Workshops

Times: 9am-12noon and 1pm-4pm

In this workshop, we will be dealing with some basic questions: what is a corpus? What is corpus linguistics? Which chances and limitations are there in corpus linguistic studies? What do we need to take into account for corpus-design? How does corpus analysis actually work?

We will be working with different English and German corpora (e.g. BNC, COCA, Cosmas…), corpus tools (e.g. Antconc) and general data processing software (e.g. Excel).

In total, this workshop aims at enabling students to successfully work on their PhD/Master thesis and to provide them with the necessary set of tools. For this reason, there will be many hands-on activities with corpora and respective software.
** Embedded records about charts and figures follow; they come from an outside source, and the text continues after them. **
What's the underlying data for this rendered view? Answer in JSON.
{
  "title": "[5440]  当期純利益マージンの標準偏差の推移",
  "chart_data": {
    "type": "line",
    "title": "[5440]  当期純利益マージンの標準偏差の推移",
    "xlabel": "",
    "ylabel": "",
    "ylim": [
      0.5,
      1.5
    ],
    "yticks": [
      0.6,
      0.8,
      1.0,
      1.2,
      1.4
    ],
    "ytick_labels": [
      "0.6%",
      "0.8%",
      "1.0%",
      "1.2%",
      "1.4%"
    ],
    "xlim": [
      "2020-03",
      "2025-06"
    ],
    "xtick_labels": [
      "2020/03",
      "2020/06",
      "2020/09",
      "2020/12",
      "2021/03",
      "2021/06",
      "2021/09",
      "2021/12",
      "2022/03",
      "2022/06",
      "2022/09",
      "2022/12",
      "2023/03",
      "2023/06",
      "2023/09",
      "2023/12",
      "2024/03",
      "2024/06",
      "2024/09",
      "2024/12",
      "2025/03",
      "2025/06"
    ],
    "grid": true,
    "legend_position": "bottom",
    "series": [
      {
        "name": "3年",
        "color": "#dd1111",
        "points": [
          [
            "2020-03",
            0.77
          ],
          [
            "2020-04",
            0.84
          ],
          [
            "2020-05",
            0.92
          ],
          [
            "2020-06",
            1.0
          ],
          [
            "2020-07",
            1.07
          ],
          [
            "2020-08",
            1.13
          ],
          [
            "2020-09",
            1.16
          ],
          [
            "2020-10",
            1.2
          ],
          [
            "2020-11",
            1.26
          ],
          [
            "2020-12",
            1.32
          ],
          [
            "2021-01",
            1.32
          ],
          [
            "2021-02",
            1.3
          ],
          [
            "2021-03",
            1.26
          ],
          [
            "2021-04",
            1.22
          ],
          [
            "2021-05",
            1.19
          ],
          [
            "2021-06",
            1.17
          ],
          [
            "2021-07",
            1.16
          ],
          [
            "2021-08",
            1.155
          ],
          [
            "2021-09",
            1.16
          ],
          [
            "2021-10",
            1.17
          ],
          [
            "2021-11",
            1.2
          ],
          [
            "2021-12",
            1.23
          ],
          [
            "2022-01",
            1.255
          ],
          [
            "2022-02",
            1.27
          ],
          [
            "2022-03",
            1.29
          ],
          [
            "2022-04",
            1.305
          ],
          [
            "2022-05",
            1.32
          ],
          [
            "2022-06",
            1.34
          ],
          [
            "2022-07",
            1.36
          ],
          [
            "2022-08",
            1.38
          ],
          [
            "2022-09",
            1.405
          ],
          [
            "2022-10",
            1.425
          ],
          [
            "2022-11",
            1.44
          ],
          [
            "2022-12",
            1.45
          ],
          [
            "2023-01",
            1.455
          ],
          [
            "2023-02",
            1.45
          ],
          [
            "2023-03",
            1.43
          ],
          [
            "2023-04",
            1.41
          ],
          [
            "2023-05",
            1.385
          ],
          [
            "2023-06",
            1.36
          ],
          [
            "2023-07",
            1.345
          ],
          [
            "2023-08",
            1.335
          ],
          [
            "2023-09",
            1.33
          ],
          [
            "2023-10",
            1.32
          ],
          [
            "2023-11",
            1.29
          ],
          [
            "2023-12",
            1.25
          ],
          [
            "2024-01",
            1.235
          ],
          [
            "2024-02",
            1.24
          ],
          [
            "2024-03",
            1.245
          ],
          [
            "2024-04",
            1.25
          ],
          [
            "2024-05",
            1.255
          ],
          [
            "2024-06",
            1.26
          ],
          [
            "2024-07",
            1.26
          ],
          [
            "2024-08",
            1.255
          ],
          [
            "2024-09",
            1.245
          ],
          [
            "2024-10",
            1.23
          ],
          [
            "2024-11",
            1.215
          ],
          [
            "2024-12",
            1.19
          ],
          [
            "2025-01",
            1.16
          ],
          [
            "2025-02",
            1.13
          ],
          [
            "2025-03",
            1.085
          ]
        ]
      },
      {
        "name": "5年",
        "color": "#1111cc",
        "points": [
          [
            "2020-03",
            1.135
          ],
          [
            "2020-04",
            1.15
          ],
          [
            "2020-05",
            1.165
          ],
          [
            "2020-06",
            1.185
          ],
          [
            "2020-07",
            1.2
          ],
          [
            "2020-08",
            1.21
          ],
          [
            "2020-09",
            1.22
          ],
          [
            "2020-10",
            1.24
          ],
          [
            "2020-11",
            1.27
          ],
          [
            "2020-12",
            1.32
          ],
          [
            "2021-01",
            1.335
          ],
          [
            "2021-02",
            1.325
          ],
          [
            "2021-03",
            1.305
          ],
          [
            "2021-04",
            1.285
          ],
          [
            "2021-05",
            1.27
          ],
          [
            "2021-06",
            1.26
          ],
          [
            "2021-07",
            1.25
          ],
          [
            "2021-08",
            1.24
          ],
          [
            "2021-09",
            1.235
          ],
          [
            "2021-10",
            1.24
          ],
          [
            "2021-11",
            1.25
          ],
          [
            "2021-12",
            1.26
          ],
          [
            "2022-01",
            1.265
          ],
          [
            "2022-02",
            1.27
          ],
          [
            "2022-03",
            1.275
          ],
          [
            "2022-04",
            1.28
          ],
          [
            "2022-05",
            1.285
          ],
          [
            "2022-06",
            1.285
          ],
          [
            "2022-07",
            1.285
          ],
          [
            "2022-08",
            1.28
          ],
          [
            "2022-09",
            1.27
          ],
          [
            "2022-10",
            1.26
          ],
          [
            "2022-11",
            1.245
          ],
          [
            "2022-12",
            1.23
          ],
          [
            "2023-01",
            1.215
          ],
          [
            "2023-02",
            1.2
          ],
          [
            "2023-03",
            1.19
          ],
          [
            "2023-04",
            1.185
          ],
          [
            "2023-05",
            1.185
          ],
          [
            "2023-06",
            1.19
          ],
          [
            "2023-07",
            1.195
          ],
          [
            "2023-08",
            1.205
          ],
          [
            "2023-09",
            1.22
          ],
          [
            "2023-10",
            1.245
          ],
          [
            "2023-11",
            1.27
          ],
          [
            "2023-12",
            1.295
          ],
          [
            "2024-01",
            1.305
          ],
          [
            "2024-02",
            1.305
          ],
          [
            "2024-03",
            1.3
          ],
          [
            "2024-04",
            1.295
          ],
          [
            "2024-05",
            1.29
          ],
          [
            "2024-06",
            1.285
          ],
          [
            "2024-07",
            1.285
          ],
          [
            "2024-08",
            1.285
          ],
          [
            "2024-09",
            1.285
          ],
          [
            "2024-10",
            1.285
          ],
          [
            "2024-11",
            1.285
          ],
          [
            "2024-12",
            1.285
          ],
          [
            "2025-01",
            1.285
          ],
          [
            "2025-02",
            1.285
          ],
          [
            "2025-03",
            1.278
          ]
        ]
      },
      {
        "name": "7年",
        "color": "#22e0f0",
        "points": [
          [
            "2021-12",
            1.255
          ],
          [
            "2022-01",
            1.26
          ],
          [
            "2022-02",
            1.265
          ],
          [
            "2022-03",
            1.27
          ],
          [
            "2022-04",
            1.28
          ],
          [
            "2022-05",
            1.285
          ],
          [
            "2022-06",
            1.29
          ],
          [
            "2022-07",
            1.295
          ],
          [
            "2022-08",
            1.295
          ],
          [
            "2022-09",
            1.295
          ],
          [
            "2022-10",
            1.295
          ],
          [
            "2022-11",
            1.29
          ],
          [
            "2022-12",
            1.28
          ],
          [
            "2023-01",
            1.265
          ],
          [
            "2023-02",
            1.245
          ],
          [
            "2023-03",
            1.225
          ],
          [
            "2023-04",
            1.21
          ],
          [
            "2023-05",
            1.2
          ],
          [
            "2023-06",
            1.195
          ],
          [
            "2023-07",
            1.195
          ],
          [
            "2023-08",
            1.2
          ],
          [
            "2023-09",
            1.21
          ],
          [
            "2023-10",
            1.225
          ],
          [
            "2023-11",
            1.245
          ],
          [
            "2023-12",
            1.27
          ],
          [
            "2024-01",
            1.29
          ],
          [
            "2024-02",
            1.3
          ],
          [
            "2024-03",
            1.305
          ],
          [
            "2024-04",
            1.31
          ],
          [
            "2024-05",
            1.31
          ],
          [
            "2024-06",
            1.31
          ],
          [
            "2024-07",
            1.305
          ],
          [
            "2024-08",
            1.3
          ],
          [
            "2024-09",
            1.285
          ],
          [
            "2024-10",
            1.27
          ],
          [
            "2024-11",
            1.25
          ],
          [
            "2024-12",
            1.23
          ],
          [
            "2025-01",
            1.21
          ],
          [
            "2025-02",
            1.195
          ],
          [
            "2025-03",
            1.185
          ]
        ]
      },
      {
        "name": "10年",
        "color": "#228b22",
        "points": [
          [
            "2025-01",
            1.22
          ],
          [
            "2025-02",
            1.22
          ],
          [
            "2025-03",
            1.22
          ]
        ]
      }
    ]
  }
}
This workshop familiarises participants with a range of approaches to analysing speech using the freely available program PRAAT by Paul Boersma and David Weenink (www.praat.org). In terms of thematic depth, the workshop mainly aims at participants with little or no prior experience with PRAAT. Introductory knowledge of phonetics on the level of an introductory linguistics class is assumed, but no further experience with acoustic phonetics is required.

We will approach the topic by looking at a range of well-known linguistic variation phenomena including, inter alia, vowel length in Scottish English vis-a-vis RP and vowel quality differences between major varieties of English. The data we will be looking at comes from the International Dialects of English Archive (http://www.dialectsarchive.com/). The workshop focuses on four interwoven aspects in basic speech analysis:

1. PRAAT – the basics

Participants will be familiarised with the basic interface options that are available in PRAAT. A short overview of the available representational layers (waveform, LPC, etc.) will also be provided.

2. Spectrogram analysis

The main “mode” of visualised speech that will be  looked at in some detail is the spectrogram. Although the workshop does not mean to provide a full-fledged introduction to acoustic phonetics, participants will be familiarised with the acoustic correlates of basic phonetic parameters such as pitch and vowel quality, and how they can be identified and measured on the basis of spectrographic data.

3. Annotation

Moving beyond basic phonetics proper, we will also spend some time looking at how to produce so-called “text grids” in PRAAT; that is, how to tag stretches of speech orthographically providing  additional information on phonemes, words, etc.

4. Automatised measurements

As a last step, annotated stretches of speech will be used in order to familiarise participants with data mining using a number of scripts that allow for automatising some aspects of phonetic analysis, i.e. to extract large numbers of relevant data in a short time.

Participants are encouraged to bring up their own ideas either beforehand or during the workshop. I am looking forward to seeing you!

Annotation and query are a mainstay of corpus linguistic research. Corpus studies can benefit greatly from high-quality annotation. It is a means of making linguistic expertise and intuitions explicit and thus accessible to the analyst and to further steps in the research process. Yet, in order to harness the linguistic knowledge provided by corpora and annotations, linguists must also be able to formulate or operationalise their linguistic questions and address them to the corpus.

This workshop offers students of linguistics and other philologies a hands-on tutorial in annotation and query techniques for the analysis of digital corpora. In the workshop, we are going explore techniques of automatic and semi-automatic annotation together with matching techniques for querying corpus data. Students are going to learn to employ the Stanford NLP Part of Speech Tagger[1] as an example of an automatic annotation process they can use to annotate their own corpora.  We are furthermore going to study the structure of linguistic data in plain text and annotated corpora and the resulting affordances for operationalisations of linguistic research questions in the form of queries. Query techniques to be explored in the workshop include the integrated search for linguistic forms and annotations based on the use of regular expressions as implemented in standard tools such as text editors (e.g. Notepad++[2]) and the widely used concordancing software such as AntConc[3]. Working examples in the workshop are from a corpus of political speeches.

Tools used in the workshop:

[1] Stanford NLP Part of Speech Tagger
[http://nlp.stanford.edu/software/tagger.shtml]

[2] Notepad++
[https://notepad-plus-plus.org/]

[3] AntConc
[http://www.laurenceanthony.net/software/antconc/]

[4] AnQCor Workshop materials (forthcoming):
[http://linguisticsweb.org/doku.php?id=linguisticsweb:tutorials:linguistics_tutorials:anqcor]